Krankenhäuser protestieren

„Klar ist: Wir setzen damit nicht gänzlich die Testpflichten aus", betonte Holetschek. Für die bislang Ungeimpften seien regelmäßige Tests das Mindeste. „Aber dass Immunisierte, teils schon geboostert, sich jeden Tag testen lassen müssen, belastet die Einrichtungen über die Maßen, vor allem in einer Situation, bei der alle Kräfte am Patienten oder Betreuten gebraucht werden", erklärte der Minister. Zudem seien auch Tests nicht unbegrenzt verfügbar. Der Gesetzgeber habe das sicher so nicht bedacht und müsse hier dringend nachsteuern.

Auch die Krankenhäuser fordern, die tägliche Corona-Testpflicht für Geimpfte sofort auszusetzen. Sie sei praktisch nicht umsetzbar, erklärte die Deutsche Krankenhausgesellschaft (DKG) am Donnerstag. Für Geimpfte und Genesene seien zwei Testungen pro Woche ausreichend. Es müssten praktikable Lösungen gesucht werden, forderte der DKG-Vorstandsvorsitzende Gerald Gaß. Die tägliche Testung von Ungeimpften sei dagegen selbstverständlich.

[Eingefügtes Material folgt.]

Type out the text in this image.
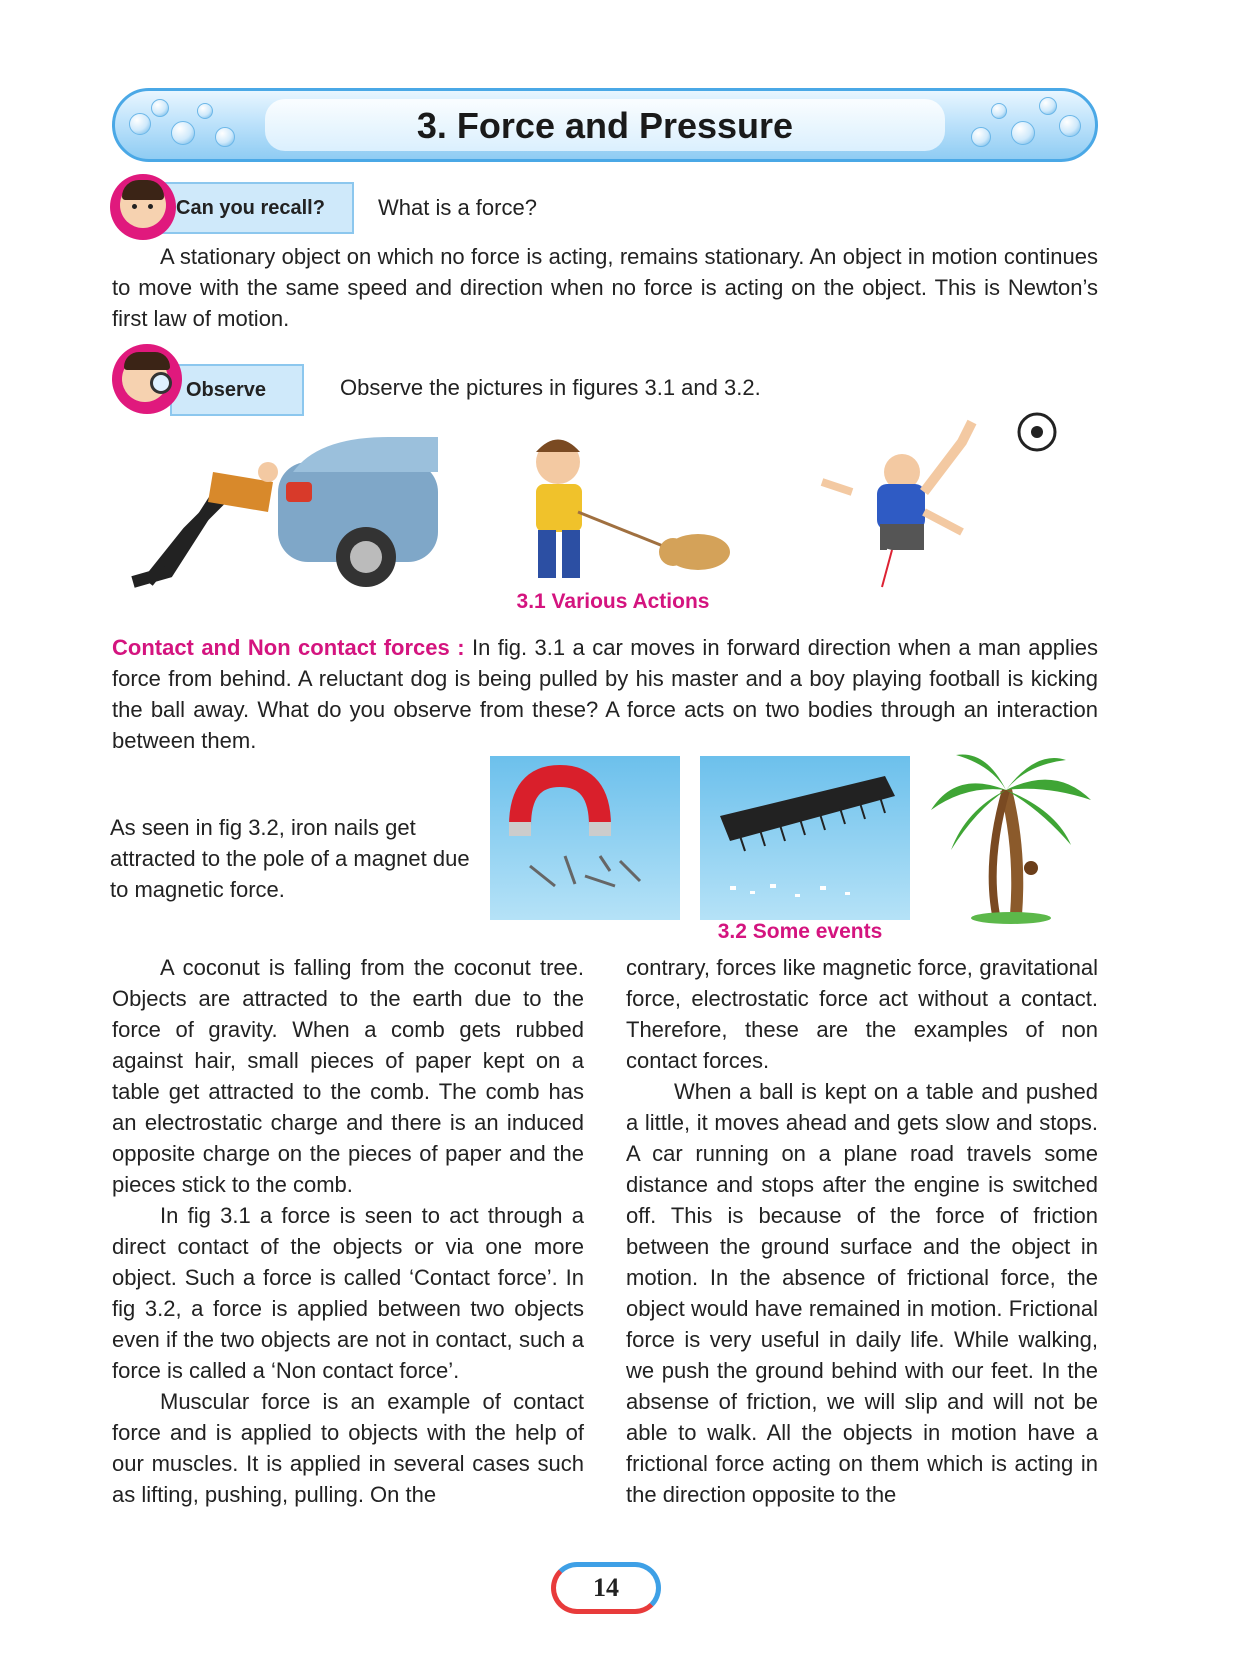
3. Force and Pressure
Can you recall?	What is a force?
A stationary object on which no force is acting, remains stationary. An object in motion continues to move with the same speed and direction when no force is acting on the object. This is Newton’s first law of motion.
Observe	Observe the pictures in figures 3.1 and 3.2.
3.1 Various Actions
Contact and Non contact forces : In fig. 3.1 a car moves in forward direction when a man applies force from behind. A reluctant dog is being pulled by his master and a boy playing football is kicking the ball away. What do you observe from these? A force acts on two bodies through an interaction between them.
As seen in fig 3.2, iron nails get attracted to the pole of a magnet due to magnetic force.
3.2 Some events

A coconut is falling from the coconut tree. Objects are attracted to the earth due to the force of gravity. When a comb gets rubbed against hair, small pieces of paper kept on a table get attracted to the comb. The comb has an electrostatic charge and there is an induced opposite charge on the pieces of paper and the pieces stick to the comb.

In fig 3.1 a force is seen to act through a direct contact of the objects or via one more object. Such a force is called ‘Contact force’. In fig 3.2, a force is applied between two objects even if the two objects are not in contact, such a force is called a ‘Non contact force’.

Muscular force is an example of contact force and is applied to objects with the help of our muscles. It is applied in several cases such as lifting, pushing, pulling. On the

contrary, forces like magnetic force, gravitational force, electrostatic force act without a contact. Therefore, these are the examples of non contact forces.

When a ball is kept on a table and pushed a little, it moves ahead and gets slow and stops. A car running on a plane road travels some distance and stops after the engine is switched off. This is because of the force of friction between the ground surface and the object in motion. In the absence of frictional force, the object would have remained in motion. Frictional force is very useful in daily life. While walking, we push the ground behind with our feet. In the absense of friction, we will slip and will not be able to walk. All the objects in motion have a frictional force acting on them which is acting in the direction opposite to the

14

Die erweiterte Testpflicht habe in den Kliniken für Verwirrung und Empörung gesorgt, erklärte die Krankenhausgesellschaft. Sie führe zu einer untragbaren zusätzlichen Belastung für das Personal.

Kritik von Patientenschützern

Patientenschützer zeigten sich hingegen empört über die Forderung nach einer Aussetzung der Testpflicht für geimpftes oder genesenes Personal in medizinischen Einrichtungen. "Heute zählt Deutschland 100.000 Pandemie-Tote", sagte der Vorstand der Stiftung Patientenschutz, Eugen Brysch, am Donnerstag.

Die Hälfte der Covid-19-Verstorbenen sei in der Altenpflege zu beklagen, sagte Brysch weiter. "Eine Impfung kann aber nicht vollständig immunisieren. Wann endlich begreifen die Gesundheitsminister, dass Impfen vornehmlich einen selbst schützt und Testen vornehmlich andere. Auch aktuell sterben Pflegeheimbewohner, weil das Virus nicht vor der Tür gestoppt wird." Die Länder hätten nun die Pflicht, Gesundheitseinrichtungen bei den täglichen Tests zu unterstützen. Dafür müssten auch die Bundeswehr und Hilfsorganisationen eingesetzt werden.